ZPO § 127 Abs. 2 Satz 2
BGB § 839
Diese Entscheidung enthält keinen zur Veröffentlichung bestimmten Leitsatz.
Tenor:

Die sofortige Beschwerde der Antragstellerin vom 10. Februar 2005 gegen den Beschluss des Landgerichts Bochum vom 21. Januar 2005 wird zurückgewiesen.

Gründe:

I. Die Antragstellerin wurde in Vollzug eines Kaufvertrags vom 26. Januar 1978 Eigentümerin einer im nicht beplanten Außenbereich liegenden Grundbesitzung in X. Sie nahm nach dem Erwerb auf diesem Grundbesitz verschiedene Investitionen vor. Unstreitig war das Objekt zu Wohnzwecken bebaut, ohne dass für diese Bebauung eine Baugenehmigung erteilt war. Die Beklagte hat mehrere Baugesuche zur Legalisierung der aufstehenden Baulichkeiten abgelehnt. Eine verwaltungsgerichtliche Klage ist unter Bestätigung der Auffassung der Beklagten abgewiesen worden. Auch eine Bauvoranfrage der Klägerin für ein Einfamilienwohnhaus mit Einliegerwohnung auf dem Grundstück ist im Jahr 1985 abgelehnt worden. Ein Kaufvertrag, den die Klägerin am 27. September 2001 mit dem Käufer Dr. C abgeschlossen hatte, ist nach der Ablehnung einer vom Käufer Dr. C beantragten Baugenehmigung zur nachträglichen Legalisierung der Gebäude durch Vertrag vom 6. Februar 2002 aufgehoben worden.

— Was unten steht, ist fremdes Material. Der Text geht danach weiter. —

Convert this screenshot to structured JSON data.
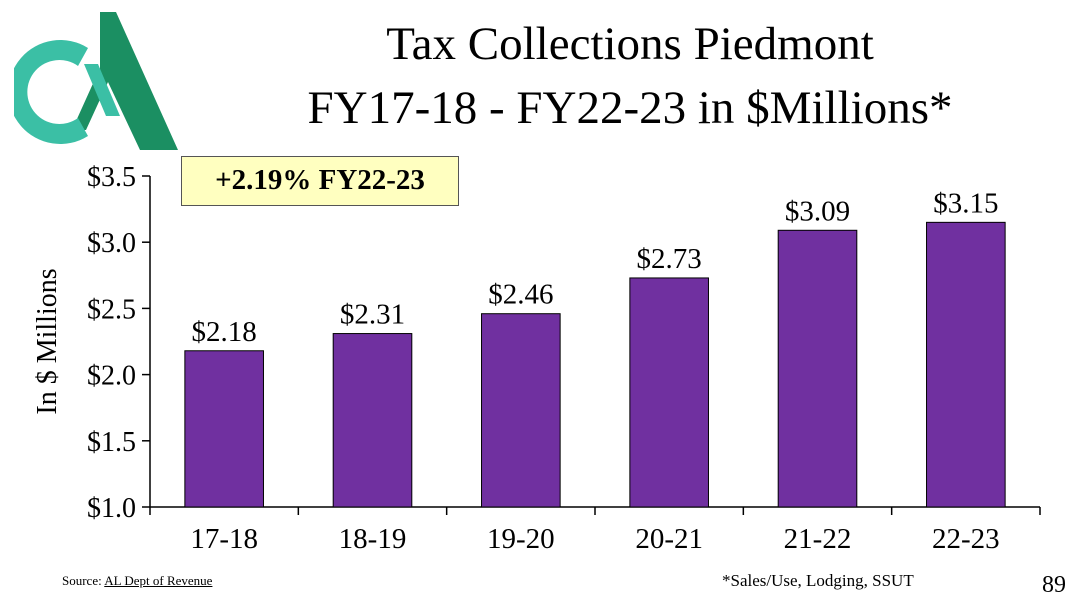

Die Antragstellerin will im Klagewege die Feststellung erstreiten, dass die Beklagte ihr zum Schadensersatz verpflichtet sei. Dazu hat sie ausgeführt: Die Beamten der künftigen Beklagten hätten es pflichtwidrig unterlassen, entsprechend der Ankündigung in einem Schreiben vom 30. April 1964 die Beseitigung des rechtswidrig errichteten Gebäudes durchzusetzen, obwohl eine bereits in einem Schreiben vom 16. Januar 1962 erlassene Abrissverfügung bestandskräftig geworden sei. Die Beamten der künftigen Beklagten hätten sich in dieser Hinsicht offenbar gar keine Gedanken gemacht, nachdem die dem damaligen Adressaten eingeräumte Frist für die Beseitigung abgelaufen gewesen sei, sondern die Angelegenheit einfach vergessen. Die von den Beamten verletzte Amtspflicht habe auch gegenüber der Antragstellerin bestanden. Eine anderweitige Ersatzmöglichkeit bestehe nicht, weil die Verkäuferin T, von der die Antragstellerin das Objekt in gutem Glauben an das Vorliegen einer Baugenehmigung erworben habe, zu einer Ersatzleistung nach ihren Einkommens- und Vermögensverhältnissen außerstande sei. Eine - vorrangige - Leistungsklage sei nicht möglich, weil die Schadenshöhe davon abhängig sei, ob die Antragstellerin die Immobilie je verkaufen könne.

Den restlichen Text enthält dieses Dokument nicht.